Amid much excitement in 2016, astronomers revealed the discovery of an Earth-sized planet around the star closest to our Sun, Proxima Centauri. This exoplanet, just 4.2 light years from Earth, was close enough to its red dwarf star that water might well exist on its surface.
Alas, now we know that life probably does not live on the planet, at least not on the surface.
In an unpublished paper that describes their use of a model for interactions between the flares and a planetary atmosphere, the astronomers suggest such extreme solar activity would reduce the ozone of an Earth-like atmosphere by 90 percent within just five years, with complete depletion occurring within a few hundred thousand years. This means that ultraviolet light observed in the recent superflare reached the surface with 100 times the intensity needed to kill even microbic life that is resistant to UV light.

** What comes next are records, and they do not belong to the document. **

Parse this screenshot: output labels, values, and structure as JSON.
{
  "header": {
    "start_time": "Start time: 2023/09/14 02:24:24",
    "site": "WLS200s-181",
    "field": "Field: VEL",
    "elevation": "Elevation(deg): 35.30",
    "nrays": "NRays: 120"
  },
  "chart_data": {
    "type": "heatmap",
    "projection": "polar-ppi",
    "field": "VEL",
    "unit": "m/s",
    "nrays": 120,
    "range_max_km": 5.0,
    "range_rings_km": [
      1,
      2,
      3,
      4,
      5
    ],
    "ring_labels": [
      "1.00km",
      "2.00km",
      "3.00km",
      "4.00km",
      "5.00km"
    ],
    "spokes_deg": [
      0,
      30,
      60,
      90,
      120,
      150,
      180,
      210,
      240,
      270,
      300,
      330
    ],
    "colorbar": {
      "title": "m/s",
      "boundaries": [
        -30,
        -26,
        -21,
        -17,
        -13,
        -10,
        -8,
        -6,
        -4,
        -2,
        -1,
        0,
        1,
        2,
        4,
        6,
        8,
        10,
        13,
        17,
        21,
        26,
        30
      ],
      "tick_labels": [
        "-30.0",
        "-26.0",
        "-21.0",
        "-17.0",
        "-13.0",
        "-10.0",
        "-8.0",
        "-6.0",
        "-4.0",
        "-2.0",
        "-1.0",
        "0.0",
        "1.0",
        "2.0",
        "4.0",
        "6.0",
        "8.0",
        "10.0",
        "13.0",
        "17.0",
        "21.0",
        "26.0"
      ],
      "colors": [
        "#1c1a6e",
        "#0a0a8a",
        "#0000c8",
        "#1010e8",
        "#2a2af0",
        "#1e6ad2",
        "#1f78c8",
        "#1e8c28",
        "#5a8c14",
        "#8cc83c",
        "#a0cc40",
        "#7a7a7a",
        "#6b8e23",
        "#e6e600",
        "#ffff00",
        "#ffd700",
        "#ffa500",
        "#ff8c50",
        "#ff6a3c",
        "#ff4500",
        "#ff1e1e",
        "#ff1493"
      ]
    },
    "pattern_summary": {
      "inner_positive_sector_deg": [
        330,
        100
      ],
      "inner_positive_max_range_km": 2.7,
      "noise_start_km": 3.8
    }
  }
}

“Recent results have suggested that some more complex life such as lichens evolved for extreme environments and with adaptations such as UV-screening pigments may survive these radiation levels,” the astronomers write in a journal article preprint. “This suggests that life on Proxima b will have to undergo complex adaptations to survive, even if the planetary atmosphere survives the long-term impact of the stellar activity.”
That’s too bad, because Proxima b has some intriguing characteristics. The planet is probably rocky, rather than a gas giant, and tidally locked to its star, meaning one side is always sunny, while the other is perpetually gloomy. Therefore, if the planet does have an atmosphere, the surface temperature may vary from +30 degrees Celsius on the light side to -30 degrees Celsius on the dark side. This would allow water, if the planet has any, to exist on the surface of the world as a liquid at some locations.